These are some example configuration files and notes around how to easily build Debian (and derivatives) disk images using the debos tool.
These have been tested on a x86_64 host PC running Debian Bookworm with debos installed, but should work on any current Debian-derivative distribution, too:
sudo apt install debos
To build the x86_64 Debian Bookworm disk image, run debos
like:
debos x86_64-uefi-bookworm.yaml
It will build a disk image and bmap-tools files named:
x86_64-uefi-bookworm.img
x86_64-uefi-bookworm.bmap
You can then directly boot the image as a VM which uses UEFI firmware or write
it to a disk to boot on a real machine. Using bmaptool
to write the image to
a real disk will be MUCH faster than using dd
.
You'll need at least debos version 1.0.0+git20201203.e939090-4, which if you're using Debian is the version which ships in the bullseye Debian release.

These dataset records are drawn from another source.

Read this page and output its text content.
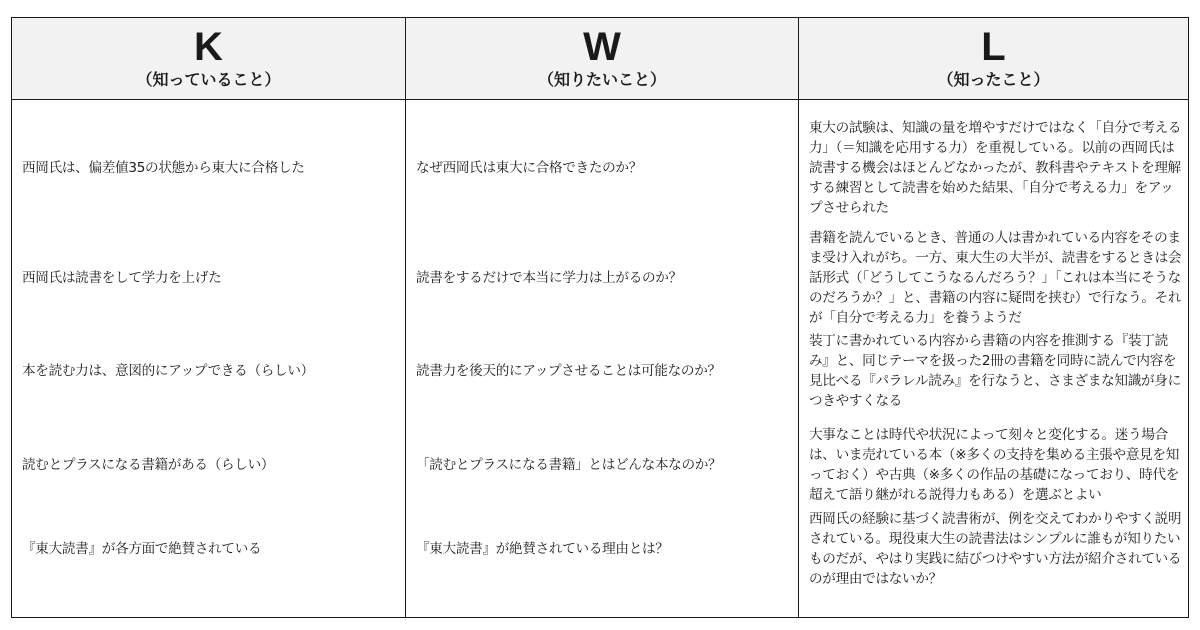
K
（知っていること）
W
（知りたいこと）
L
（知ったこと）
西岡氏は、偏差値35の状態から東大に合格した
西岡氏は読書をして学力を上げた
本を読む力は、意図的にアップできる（らしい）
読むとプラスになる書籍がある（らしい）
『東大読書』が各方面で絶賛されている
なぜ西岡氏は東大に合格できたのか？
読書をするだけで本当に学力は上がるのか？
読書力を後天的にアップさせることは可能なのか？
「読むとプラスになる書籍」とはどんな本なのか？
『東大読書』が絶賛されている理由とは？
東大の試験は、知識の量を増やすだけではなく「自分で考える力」（＝知識を応用する力）を重視している。以前の西岡氏は読書する機会はほとんどなかったが、教科書やテキストを理解する練習として読書を始めた結果、「自分で考える力」をアップさせられた
書籍を読んでいるとき、普通の人は書かれている内容をそのまま受け入れがち。一方、東大生の大半が、読書をするときは会話形式（「どうしてこうなるんだろう？」「これは本当にそうなのだろうか？」と、書籍の内容に疑問を挟む）で行なう。それが「自分で考える力」を養うようだ
装丁に書かれている内容から書籍の内容を推測する『装丁読み』と、同じテーマを扱った2冊の書籍を同時に読んで内容を見比べる『パラレル読み』を行なうと、さまざまな知識が身につきやすくなる
大事なことは時代や状況によって刻々と変化する。迷う場合は、いま売れている本（※多くの支持を集める主張や意見を知っておく）や古典（※多くの作品の基礎になっており、時代を超えて語り継がれる説得力もある）を選ぶとよい
西岡氏の経験に基づく読書術が、例を交えてわかりやすく説明されている。現役東大生の読書法はシンプルに誰もが知りたいものだが、やはり実践に結びつけやすい方法が紹介されているのが理由ではないか？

If you're building Debian Bullseye targets, you'll need to have QEMU version >=5.0 on your build system due to changes to Bullseye's glibc package which enabled static PIE. The symptom when you have a too old QEMU is a segfault during the second stage of debootstrapping.
If you're building Ubuntu targets, you'll need to run debos
with its -m
switch to specify more memory, as the default 2048MB is too small to build the
generic Linux kernel initrd, like: debos -m 4096MB x86_64-uefi-focal.yaml
Please see each configuration for information on which bootloader (grub versus systemd-boot) and network configuration mechanism (ifupdown versus netplan) are used. They are not consistent across configurations due to various nuances of each distribution.